Money Magazine Australia

Make debt a thing of the past

Each stage of our lives brings different financial pressures. But if you take control of your spending and you’re clear about your goals, you can make your money work for you and build a secure future.

- STORY ALEXANDRA CAIN

It might seem counter-intuitive, but if you’re wealthy and paying off your home you’re likely to be in serious debt. The latest stats from the Australian Bureau of Statistics (ABS) show 29% of households are overindebt­ed. Worryingly, almost half of us with a mortgage (47%) are struggling under the weight of repayments and a quarter of high-income households have too much debt. Sydney and Melbourne have the highest debt stress.

If this sounds all too familiar, there are plenty of ways to get those debts under control for good. The strategies that will work will depend on your age and where you’re at in life. In most cases, the idea is to knuckle down and plan to pay debt off as soon as you can.

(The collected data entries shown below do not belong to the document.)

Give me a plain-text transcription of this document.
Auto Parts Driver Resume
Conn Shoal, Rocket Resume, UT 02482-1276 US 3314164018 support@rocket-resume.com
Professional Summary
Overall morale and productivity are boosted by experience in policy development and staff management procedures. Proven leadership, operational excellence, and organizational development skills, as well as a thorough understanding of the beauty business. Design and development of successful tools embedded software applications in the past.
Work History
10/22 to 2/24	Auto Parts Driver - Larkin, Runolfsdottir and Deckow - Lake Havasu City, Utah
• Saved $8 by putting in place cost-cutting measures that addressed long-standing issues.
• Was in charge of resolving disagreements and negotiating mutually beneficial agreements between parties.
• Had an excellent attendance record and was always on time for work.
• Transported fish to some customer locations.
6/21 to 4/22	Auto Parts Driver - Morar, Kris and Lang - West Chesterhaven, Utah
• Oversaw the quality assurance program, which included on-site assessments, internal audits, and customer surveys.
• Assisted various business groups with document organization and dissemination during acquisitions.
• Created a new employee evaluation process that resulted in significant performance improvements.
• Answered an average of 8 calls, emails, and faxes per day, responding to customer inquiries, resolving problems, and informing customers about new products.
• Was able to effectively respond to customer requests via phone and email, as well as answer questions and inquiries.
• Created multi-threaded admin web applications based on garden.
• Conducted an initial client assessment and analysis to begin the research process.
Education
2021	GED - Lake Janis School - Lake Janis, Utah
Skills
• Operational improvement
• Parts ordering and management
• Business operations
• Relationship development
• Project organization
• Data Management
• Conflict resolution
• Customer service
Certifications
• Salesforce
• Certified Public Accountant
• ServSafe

You may have to make some sacrifices along the way, but every dollar you pay is a dollar that goes toward funding your future financial independen­ce.

It can be tough understand­ing how to navigate your finances when you’re in your first job or buying your first car or home, especially if you weren’t taught personal finance fundamenta­ls at home or at school.

Gianna Thomson, a principal financial planner at Thomson Wealth, says at this stage of life it can be a good idea to stay away from credit cards and buy now, pay later services such as Afterpay and Zip Pay.

“If you do need a credit card, have a small limit of no more than $2000. Always try to keep a cash buffer to use instead of paying for things with a credit card. I don’t have a credit card and use my Visa debit card for internet purchases,” says Thomson.

Donna Sgangarell­a, managing director at FinFit Wealth Solutions, says although your 20s should be a time to set goals and spend smartly, all too often people in this age bracket have big personal debt. It’s usually a mixture of credit cards, personal loans, car loans and buy now, pay later services.

“At this time you should be developing solid financial habits to set you up for life. This is because people without personal debts in their 20s end up in a much better financial position in their 30s and beyond. The only debt you should have is HECS-HELP after investing in your education and earning potential. It’s one of the cheapest loans you can get for the greatest future return,” says Sgangarell­a.

If you do have a large personal debt when you’re young, focus on clearing it because interest rates on personal loans and credit cards are extremely high. The quicker you get rid of it, the less of an issue it’s going to be later in life.

Pekada financial adviser Zac Masters says it’s important younger people ensure they never borrow beyond their means and have a plan B in place if something goes wrong, such as job loss or an inability to work due to illness or injury. “These risks may be funded by a cash buffer or insurance,” says Masters.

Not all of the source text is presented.